Em A dimensão comunitária do Jardim de Epicuro, Rebeca Martins elenca os seguintes modos de transmissão da doutrina epicurista: (1) leituras em conjunto, (2) exercícios de decoração dos principais pontos da doutrina epicurista, por vezes sintetizados em máximas, (3) debates filosóficos que valorizam a oralidade, além da possível presença de (4) reuniões para os mais avançados na doutrina, conforme reportado por Timócrates, que provavelmente ocorriam na Casa de Melite (Martins, 2023, p.104). Nesse sentido, a leitura em conjunto da carta de Leôncio sinaliza que a produção epistolar dessa membra do Jardim era estimada por seus companheiros em filosofia, performando um importante material didático junto a outras cartas epicuristas. Enquanto uma amiga-filósofa avançada na apreensão e discussão da doutrina, Leôncio possivelmente participava também das reuniões que parecem ter ocorrido na Casa de Melite. Localizada no demo de Melite, esta casa de Epicuro, além de ser a residência do mestre e dos primeiros membros da comunidade epicureia, parecia funcionar: “como uma espécie ‘gabinete’ editorial, de onde saiam cartas e textos do mestre e, muito provavelmente, desses outros epicuristas…” (Martins, 2023, p.80).
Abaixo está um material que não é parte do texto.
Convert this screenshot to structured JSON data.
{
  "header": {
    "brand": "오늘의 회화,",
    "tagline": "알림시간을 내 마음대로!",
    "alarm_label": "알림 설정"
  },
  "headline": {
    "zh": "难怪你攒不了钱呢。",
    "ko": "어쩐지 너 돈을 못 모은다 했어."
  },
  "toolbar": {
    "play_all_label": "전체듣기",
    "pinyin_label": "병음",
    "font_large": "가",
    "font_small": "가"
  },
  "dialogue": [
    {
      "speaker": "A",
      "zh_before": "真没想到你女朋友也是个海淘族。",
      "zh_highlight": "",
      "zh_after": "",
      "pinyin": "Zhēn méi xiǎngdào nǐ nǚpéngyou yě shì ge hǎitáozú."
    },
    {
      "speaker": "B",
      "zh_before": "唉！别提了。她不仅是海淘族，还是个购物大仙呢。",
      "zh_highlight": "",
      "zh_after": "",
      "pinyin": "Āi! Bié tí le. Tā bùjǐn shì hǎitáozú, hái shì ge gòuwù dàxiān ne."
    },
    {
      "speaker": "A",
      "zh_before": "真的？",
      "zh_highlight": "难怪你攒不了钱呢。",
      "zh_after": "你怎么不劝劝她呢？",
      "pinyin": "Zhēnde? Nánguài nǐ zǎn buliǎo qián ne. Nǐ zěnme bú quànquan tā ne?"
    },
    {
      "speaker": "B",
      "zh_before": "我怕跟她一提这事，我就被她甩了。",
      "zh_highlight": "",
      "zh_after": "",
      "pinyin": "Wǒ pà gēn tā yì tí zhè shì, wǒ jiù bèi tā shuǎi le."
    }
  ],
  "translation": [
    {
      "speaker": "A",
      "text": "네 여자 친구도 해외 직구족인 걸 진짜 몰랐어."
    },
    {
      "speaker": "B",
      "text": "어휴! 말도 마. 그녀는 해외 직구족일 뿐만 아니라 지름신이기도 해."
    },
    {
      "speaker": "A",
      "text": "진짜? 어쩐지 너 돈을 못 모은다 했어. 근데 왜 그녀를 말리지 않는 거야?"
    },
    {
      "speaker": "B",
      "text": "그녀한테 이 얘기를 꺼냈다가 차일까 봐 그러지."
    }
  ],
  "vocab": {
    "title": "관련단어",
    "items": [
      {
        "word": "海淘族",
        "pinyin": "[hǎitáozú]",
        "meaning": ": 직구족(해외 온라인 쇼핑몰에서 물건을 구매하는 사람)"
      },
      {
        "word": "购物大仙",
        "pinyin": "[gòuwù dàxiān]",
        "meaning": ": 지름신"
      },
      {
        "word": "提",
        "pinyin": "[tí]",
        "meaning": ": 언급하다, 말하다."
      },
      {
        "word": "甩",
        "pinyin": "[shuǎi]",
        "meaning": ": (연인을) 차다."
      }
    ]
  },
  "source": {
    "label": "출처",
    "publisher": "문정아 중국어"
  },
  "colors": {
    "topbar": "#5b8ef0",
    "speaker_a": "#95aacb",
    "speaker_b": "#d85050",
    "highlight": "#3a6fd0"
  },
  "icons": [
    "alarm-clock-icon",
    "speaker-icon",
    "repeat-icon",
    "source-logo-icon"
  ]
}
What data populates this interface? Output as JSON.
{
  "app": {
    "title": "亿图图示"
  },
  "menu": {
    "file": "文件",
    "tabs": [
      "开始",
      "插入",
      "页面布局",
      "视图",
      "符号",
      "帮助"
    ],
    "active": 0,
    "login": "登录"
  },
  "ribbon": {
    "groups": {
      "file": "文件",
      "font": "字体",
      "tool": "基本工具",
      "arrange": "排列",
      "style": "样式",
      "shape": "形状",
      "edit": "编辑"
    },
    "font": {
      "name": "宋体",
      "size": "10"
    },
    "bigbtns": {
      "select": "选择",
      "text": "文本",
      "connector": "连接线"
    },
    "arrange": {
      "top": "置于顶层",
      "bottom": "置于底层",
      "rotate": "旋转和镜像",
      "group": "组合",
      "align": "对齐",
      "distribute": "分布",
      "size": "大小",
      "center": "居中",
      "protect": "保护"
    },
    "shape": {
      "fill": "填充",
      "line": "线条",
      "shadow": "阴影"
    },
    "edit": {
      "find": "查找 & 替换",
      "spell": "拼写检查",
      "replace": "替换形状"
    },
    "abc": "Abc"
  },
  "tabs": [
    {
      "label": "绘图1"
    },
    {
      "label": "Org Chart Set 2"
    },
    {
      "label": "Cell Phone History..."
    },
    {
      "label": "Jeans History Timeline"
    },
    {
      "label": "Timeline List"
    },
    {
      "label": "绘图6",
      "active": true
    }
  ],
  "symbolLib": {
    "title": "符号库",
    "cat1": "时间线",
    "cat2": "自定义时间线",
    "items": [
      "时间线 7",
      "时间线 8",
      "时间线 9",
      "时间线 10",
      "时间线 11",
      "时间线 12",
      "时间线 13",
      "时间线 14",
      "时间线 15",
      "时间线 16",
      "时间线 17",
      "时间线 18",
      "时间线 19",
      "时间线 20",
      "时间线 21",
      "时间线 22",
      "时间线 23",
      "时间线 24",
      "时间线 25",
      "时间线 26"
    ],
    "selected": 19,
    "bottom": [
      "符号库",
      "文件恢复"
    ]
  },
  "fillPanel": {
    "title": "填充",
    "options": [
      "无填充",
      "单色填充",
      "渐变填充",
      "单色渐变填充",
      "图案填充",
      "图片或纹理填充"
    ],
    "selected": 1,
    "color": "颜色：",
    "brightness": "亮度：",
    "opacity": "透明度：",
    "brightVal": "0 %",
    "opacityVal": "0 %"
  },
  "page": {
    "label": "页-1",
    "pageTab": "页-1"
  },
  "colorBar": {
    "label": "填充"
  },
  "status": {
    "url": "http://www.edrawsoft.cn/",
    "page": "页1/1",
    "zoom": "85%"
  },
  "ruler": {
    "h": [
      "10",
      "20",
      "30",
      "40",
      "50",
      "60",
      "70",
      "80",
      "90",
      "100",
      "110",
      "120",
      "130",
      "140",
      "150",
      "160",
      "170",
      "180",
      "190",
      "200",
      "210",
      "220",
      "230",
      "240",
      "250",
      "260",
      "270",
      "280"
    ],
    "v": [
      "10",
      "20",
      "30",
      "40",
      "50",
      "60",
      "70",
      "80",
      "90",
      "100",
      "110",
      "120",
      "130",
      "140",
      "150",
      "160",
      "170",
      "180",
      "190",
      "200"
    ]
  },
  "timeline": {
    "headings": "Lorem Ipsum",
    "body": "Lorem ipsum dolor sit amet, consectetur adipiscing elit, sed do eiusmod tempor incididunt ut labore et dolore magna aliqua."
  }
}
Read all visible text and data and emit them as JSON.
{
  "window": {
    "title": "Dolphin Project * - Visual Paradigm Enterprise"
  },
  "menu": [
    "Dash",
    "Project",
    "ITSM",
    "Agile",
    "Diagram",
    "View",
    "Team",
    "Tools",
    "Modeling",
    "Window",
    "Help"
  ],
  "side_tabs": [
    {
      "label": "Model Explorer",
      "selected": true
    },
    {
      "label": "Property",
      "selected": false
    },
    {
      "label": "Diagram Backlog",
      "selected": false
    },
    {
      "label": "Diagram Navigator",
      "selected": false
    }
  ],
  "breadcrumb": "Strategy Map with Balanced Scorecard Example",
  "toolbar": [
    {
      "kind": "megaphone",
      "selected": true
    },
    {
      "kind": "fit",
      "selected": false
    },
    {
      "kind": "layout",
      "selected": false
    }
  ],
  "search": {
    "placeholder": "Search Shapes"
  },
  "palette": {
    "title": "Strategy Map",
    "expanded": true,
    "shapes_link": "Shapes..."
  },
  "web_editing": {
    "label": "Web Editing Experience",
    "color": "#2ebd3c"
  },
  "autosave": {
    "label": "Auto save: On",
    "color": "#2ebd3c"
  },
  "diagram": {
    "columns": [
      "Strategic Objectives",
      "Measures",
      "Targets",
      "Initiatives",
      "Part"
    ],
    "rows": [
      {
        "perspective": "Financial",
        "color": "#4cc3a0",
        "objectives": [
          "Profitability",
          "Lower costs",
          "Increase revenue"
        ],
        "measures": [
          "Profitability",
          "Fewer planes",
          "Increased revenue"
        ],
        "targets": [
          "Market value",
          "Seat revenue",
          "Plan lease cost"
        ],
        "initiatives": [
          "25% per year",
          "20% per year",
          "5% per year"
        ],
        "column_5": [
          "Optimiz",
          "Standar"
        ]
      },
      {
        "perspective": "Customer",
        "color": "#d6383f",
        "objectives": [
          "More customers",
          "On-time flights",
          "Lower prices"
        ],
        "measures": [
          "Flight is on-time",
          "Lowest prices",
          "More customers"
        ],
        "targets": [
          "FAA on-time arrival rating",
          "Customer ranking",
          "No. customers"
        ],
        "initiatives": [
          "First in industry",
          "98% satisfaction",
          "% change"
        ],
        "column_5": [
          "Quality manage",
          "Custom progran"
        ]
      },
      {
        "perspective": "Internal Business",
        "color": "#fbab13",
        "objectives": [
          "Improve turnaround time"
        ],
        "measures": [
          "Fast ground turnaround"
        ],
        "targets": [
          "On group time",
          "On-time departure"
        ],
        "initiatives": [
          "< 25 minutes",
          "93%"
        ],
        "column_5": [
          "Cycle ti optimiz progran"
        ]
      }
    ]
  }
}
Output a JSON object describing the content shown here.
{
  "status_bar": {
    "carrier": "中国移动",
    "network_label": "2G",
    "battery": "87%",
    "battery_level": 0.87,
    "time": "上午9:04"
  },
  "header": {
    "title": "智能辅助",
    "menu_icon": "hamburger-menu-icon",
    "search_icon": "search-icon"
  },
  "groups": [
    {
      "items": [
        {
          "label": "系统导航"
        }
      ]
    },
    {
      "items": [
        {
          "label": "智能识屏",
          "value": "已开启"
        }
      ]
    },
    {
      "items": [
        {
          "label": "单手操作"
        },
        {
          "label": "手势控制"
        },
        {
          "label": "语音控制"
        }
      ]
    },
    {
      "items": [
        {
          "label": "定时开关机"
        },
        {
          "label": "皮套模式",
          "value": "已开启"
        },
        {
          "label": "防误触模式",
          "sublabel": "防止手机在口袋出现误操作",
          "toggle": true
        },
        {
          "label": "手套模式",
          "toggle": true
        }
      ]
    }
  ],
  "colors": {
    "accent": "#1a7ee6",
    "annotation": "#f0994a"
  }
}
Testemunhando a intimidade de Leôncio com as produções e discussões dos primeiros membros epicuristas, é oportuno citar dois fragmentos preservados por Filodemo de Gádara. No primeiro deles, reproduzido por Filodemo como proveniente de uma carta de Metrodoro a Crono, o parceiro de Leôncio afirma: “Na verdade, não foram poucas as vezes que Leôncio falou de você a Epicuro em termos lisonjeiros e convenientes…” (Filodemo, Vol. Herc. 2, I.119). Outro fragmento de Filodemo importante de ser destacado — especialmente quando o intuito é sondar as contribuições filosóficas de Leôncio — encontra-se no tratado Peri parrhèsias. Sobre a importância da parresía para a filosofia, cabe citar Foucault: “A parresía como forma de vida, a parresía como modo de comportamento, a parresía até na própria indumentária do filósofo são elementos constitutivos desse monopólio filosófico que a parresía reclama para si.” (Foucault, p.291, 2010). No Peri parrhèsias Filodemo discutiu as especificidades da parresia epicurista e sua relevância principalmente em contextos educativos. Em seu artigo sobre escravizados e hetairai no Jardim de Epicuro, Giovacchini (2022, p.164) relembra que Leôncio é curiosamente mencionada num fragmento deste tratado de Filodemo, exemplificando o exercício parresiasta epicurista que permite ao professor aprender com a aluna e francamente transmitir tal aprendizado para outro aluno: “o que Epicuro aprendeu com Leôncio, ele transmitirá a Colotes…” (Filodemo, Vol. Herc. 1, II.9).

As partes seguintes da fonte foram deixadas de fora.